本日付で神奈川から東京に越した彼女は、新居に着くなりなった電話を睨んでいた。
「なんでそんな嫌味ったらしいん?さすがに電話早かったか。」
「まだ家ついて1分も経ってないっつの」
靴を脱ぎながら部屋に入る彼女は自分好みの空間に目を細める。
真っ白の壁、憧れの1人暮らし。
やっと仕事に専念できる土地に訪れたのだ。
「まじか、それは悪かった。今日入り30分早まったからそれだけ伝えようと思って。」
「お、ありがと。そしたらまたそん時。」
「じゃーな」
引越し早々今夜は仕事が入っている。
それまでの自由時間は約6時間。
携帯をベッドに放り込み荷物を置くと、玄関にいくつか積んであるダンボールを1つ解く紫苑。
そのダンボールには「ひかる」の文字が書いてあり、唯一ガムテープが何重にも巻かれている。
それが仇になり若干ベタつく手を洗い、タオルで拭く。
玄関から部屋に向かう途中にある洗面所は清潔で更に気分を高揚させた。
自然と笑みの溢れる彼女がダンボールから目当てのものを手に取り立ち上がる。
向かうは携帯の残されたピンクのベッド。
ギシギシと音をたてながらベットの上に乗り、枕元の壁にそれを広げる。
「うっへー、やっぱかっこいいなあ」
ベッドから降り、ポスターを確認する。
HIKARUと書かれたそのポスターには、肩より少し長めの紫の髪をし、布で鼻下を隠した美形の男性が写っていた。

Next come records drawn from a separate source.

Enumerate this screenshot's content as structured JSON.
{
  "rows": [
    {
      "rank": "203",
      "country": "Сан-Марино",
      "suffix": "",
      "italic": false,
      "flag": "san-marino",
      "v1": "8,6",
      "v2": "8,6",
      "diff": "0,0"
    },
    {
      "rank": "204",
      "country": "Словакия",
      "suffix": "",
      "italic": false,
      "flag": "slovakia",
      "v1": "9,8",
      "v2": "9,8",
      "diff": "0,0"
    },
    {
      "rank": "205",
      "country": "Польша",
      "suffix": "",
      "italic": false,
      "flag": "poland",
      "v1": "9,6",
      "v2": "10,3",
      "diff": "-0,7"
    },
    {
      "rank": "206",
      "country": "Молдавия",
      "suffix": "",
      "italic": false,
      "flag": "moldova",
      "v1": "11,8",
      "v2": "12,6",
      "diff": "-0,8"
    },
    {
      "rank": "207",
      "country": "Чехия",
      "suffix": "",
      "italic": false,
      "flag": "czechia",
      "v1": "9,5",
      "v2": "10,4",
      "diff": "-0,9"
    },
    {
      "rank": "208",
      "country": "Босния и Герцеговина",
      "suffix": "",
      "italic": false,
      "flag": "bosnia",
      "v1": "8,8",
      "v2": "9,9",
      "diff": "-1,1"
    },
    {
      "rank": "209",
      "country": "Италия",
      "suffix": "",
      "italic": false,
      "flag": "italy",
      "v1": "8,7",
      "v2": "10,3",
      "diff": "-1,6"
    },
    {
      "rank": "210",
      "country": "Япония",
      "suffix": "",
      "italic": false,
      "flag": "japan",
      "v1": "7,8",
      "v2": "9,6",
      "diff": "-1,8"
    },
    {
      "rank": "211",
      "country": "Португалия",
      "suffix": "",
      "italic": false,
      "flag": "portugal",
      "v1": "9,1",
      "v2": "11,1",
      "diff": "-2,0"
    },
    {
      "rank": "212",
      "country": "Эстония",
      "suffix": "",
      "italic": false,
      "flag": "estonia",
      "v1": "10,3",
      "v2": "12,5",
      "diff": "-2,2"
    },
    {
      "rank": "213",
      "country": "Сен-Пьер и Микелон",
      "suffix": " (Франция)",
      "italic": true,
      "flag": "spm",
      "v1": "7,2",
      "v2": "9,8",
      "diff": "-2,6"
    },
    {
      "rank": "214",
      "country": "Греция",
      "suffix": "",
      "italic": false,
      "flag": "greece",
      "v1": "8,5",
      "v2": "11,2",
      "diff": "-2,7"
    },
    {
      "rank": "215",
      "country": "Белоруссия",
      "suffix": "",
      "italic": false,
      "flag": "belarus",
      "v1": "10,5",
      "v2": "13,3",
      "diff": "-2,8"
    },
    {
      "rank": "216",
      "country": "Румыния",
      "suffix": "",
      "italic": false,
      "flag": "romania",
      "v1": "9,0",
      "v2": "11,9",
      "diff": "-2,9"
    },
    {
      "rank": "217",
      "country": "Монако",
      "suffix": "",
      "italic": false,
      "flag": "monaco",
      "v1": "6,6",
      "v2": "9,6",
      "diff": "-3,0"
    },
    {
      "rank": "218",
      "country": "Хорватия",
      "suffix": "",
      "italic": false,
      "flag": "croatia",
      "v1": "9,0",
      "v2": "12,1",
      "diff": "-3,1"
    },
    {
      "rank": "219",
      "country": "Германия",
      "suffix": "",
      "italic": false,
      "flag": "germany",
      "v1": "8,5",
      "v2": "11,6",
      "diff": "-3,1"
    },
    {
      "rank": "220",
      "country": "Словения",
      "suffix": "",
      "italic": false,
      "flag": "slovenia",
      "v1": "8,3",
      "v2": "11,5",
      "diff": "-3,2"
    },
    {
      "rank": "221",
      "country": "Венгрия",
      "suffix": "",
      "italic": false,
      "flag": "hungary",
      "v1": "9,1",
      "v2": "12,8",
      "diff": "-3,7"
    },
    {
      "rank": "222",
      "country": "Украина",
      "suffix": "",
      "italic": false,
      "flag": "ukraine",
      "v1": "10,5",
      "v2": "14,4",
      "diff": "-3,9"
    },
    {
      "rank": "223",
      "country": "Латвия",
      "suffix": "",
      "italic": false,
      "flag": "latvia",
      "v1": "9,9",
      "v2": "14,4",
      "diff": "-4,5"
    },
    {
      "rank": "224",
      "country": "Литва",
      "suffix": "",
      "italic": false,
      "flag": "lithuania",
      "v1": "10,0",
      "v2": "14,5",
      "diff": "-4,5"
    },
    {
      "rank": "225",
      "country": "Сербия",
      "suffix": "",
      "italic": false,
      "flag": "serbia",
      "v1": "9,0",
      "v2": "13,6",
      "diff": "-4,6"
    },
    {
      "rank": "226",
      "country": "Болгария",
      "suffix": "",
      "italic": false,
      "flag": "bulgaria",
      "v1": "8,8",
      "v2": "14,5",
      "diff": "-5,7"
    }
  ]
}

ポンパドールによってあらわにされている広いおデコが印象的でもある彼は、いわゆるヴィジュアル系、というジャンルのロックバンドのボーカルであった。
ポスターから目を外し、視界に入る窓に目を向ける。
新しい家。ご近所さんもいい人ばかり。
そこから射し込む暖かい日光を見ていると、外出意欲が沸き立てられる。
「ちょっと早く行ったっていいかあ」
紫苑の花と同じ透き通った紫の髪に、黒縁の大きなメガネ。
そしてモノクロドットのサルエルに黄色いビックTシャツ。
個性全開であろう格好で、今朝を共に動き回った愛用の鞄を肩にかける。
「いってきます」
玄関で靴を履き、ポスターに向き直りそれだけ言い家を出る。
空が明るい。
こうして、紫苑は新しい生活を始めたのであった。